Не во всём был согласен с хозяином Корней Максимович, но тот бил фактами, бил наповал. Он спешил поделиться… нет, не горем, не радостью — спешил поделиться своей желчью. Вроде они вместе затевали какое-то дело, а теперь искали виновного в своей неудаче…
Покинув кабинет хозяина, Лихолетов вышел на крыльцо и долго стоял, не надевая фуражки, остужая голову под мокрым ветром. В нём слышались тревожные запахи марта… Скоро гудок, повалит на-гора дневная смена, для которой день так и не наступал: в темноте спускались под землю, в тёмное время поднимутся, чтобы переспать ночь и до рассвета снова уйти под землю.
Пошатываясь, надзиратель спустился с крыльца, ещё не зная, куда направиться. Пошёл в участок, но не дошёл, завернул домой, накричал на жену. Сердито рылся в фанерном шкафу, отыскивая среди прочего барахла свой редко надеваемый синий костюм. В этом костюме он обычно ездил в Бахмут навещать сына, который учился в коммерческом училище. Что-то подталкивало его в шею, заставляло суетиться, куда-то бежать, лишь бы не оставаться наедине с самим собой, со своими мыслями.

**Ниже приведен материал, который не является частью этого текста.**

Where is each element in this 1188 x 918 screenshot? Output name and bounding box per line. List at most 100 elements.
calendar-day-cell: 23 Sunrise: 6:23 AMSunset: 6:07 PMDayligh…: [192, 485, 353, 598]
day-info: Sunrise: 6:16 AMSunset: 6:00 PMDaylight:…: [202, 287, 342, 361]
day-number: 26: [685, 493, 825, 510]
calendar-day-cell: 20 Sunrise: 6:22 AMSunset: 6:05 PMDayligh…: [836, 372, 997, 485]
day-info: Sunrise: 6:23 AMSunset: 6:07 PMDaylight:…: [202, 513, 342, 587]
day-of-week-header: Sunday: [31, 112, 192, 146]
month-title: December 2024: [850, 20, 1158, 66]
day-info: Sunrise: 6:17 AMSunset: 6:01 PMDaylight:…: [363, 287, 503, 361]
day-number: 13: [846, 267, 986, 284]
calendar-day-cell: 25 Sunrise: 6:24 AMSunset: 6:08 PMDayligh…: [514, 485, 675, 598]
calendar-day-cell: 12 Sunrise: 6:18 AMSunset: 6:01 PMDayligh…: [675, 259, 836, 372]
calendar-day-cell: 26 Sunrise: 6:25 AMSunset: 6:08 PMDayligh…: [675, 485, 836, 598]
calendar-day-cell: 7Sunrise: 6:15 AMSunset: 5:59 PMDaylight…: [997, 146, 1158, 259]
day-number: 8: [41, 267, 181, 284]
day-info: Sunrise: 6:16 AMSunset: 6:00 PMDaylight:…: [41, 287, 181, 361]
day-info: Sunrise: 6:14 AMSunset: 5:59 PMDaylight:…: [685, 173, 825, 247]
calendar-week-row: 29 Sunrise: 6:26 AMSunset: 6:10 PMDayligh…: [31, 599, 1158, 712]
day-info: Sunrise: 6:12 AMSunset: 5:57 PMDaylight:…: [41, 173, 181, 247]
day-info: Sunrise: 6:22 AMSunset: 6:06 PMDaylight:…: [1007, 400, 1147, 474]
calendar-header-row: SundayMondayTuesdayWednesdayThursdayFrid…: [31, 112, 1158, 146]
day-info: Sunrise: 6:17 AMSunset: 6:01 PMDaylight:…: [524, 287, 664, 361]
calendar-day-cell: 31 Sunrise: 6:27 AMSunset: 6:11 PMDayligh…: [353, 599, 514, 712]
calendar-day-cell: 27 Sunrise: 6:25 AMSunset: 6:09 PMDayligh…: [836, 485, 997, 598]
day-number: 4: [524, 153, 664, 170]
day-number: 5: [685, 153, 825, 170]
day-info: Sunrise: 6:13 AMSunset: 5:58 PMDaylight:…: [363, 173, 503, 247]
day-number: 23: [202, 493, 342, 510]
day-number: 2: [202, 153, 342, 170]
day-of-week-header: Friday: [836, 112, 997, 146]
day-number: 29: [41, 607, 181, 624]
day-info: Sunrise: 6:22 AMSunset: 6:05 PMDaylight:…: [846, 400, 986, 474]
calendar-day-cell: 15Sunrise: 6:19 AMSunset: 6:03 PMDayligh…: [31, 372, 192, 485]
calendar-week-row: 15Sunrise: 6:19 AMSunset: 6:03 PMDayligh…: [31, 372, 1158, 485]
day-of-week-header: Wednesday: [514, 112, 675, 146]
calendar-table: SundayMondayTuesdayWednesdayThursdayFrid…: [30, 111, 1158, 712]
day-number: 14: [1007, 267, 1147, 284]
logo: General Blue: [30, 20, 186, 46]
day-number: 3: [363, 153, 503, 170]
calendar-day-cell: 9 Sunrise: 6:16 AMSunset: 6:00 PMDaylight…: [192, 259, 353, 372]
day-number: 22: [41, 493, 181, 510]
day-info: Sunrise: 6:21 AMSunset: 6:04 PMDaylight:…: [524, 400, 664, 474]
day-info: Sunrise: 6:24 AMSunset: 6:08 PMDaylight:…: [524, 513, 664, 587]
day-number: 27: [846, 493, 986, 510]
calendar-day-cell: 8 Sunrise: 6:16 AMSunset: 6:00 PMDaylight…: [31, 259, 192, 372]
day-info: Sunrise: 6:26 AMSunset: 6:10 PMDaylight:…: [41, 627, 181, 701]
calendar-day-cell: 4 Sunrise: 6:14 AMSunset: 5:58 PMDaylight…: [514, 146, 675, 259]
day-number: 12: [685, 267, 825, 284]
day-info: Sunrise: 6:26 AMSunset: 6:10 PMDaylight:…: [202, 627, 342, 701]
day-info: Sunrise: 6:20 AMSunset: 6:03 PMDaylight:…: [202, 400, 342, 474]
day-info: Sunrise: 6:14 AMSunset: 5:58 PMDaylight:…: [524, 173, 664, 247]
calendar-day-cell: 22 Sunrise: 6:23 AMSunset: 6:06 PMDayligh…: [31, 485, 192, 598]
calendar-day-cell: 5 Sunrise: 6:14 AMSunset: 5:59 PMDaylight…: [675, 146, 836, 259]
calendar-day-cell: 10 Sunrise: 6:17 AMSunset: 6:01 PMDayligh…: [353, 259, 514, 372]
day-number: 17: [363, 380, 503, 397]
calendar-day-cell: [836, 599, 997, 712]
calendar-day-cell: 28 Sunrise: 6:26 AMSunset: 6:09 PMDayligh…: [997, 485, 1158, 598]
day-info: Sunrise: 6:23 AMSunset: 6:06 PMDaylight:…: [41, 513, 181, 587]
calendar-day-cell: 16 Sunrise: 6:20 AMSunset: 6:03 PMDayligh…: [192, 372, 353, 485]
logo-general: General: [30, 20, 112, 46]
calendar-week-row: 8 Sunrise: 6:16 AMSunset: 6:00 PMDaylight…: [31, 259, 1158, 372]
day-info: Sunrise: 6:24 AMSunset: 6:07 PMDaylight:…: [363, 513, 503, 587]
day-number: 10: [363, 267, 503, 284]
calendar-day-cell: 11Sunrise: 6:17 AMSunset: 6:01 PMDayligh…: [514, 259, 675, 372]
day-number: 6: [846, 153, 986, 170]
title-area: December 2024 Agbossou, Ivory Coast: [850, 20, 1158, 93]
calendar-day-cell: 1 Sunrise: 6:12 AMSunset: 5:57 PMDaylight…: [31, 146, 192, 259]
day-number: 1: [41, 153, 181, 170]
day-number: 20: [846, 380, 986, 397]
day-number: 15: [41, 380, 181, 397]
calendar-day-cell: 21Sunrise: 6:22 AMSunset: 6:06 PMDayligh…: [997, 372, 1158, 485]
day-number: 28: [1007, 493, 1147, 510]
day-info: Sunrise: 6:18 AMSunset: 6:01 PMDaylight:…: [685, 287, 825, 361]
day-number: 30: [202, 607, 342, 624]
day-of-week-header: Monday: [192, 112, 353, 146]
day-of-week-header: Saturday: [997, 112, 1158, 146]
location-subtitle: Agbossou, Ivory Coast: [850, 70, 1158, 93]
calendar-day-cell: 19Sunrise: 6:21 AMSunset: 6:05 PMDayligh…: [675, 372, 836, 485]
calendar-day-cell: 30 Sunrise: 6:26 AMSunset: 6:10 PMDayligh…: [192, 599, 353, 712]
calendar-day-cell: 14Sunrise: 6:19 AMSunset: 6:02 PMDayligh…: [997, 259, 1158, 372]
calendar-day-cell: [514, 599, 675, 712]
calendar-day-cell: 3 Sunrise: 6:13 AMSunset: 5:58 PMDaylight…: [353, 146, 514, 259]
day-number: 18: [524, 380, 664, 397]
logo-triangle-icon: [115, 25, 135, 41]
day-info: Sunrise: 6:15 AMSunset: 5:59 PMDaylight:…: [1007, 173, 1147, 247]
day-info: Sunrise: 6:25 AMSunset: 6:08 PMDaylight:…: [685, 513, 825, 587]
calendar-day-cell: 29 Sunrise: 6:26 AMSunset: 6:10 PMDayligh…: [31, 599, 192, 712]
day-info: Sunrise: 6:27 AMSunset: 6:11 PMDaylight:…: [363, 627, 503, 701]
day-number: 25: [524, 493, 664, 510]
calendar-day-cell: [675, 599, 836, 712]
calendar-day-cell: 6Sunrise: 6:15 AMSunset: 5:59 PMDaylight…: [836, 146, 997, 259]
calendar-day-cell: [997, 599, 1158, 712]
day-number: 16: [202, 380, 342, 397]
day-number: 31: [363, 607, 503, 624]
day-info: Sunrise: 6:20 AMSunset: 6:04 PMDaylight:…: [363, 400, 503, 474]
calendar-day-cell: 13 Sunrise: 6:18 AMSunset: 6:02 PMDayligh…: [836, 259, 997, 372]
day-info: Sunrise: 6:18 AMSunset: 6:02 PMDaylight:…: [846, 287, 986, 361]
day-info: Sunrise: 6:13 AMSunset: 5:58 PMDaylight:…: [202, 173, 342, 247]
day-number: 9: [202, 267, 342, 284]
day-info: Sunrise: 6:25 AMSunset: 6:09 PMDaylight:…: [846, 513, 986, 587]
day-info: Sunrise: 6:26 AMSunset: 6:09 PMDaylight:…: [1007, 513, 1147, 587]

Так и очутился полицейский надзиратель абызовской шахты в питейном зале гостиницы «Континенталь».
Он был смятён и растерян после разговора с хозяином. Как жить дальше? Василий Николаевич не из тех, кто может сказать лишнее. Назвать самодержца отставной козы барабанщиком… Господи, неужели ЕГО уже и нету как самодержца? Ведь о венценосцах, даже умерших, говорят почтительно. Тут, надо полагать, самые основы матушки-России сдвинулись. Если царь был воистину вездесущ, то теперь может статься, что в Юзовке одно, а в Макеевке, скажем, другое? Конечно, капитал, изворотливость — за Абызовым и кампанией. Не зря он в предчувствии… как жених перед свадьбой.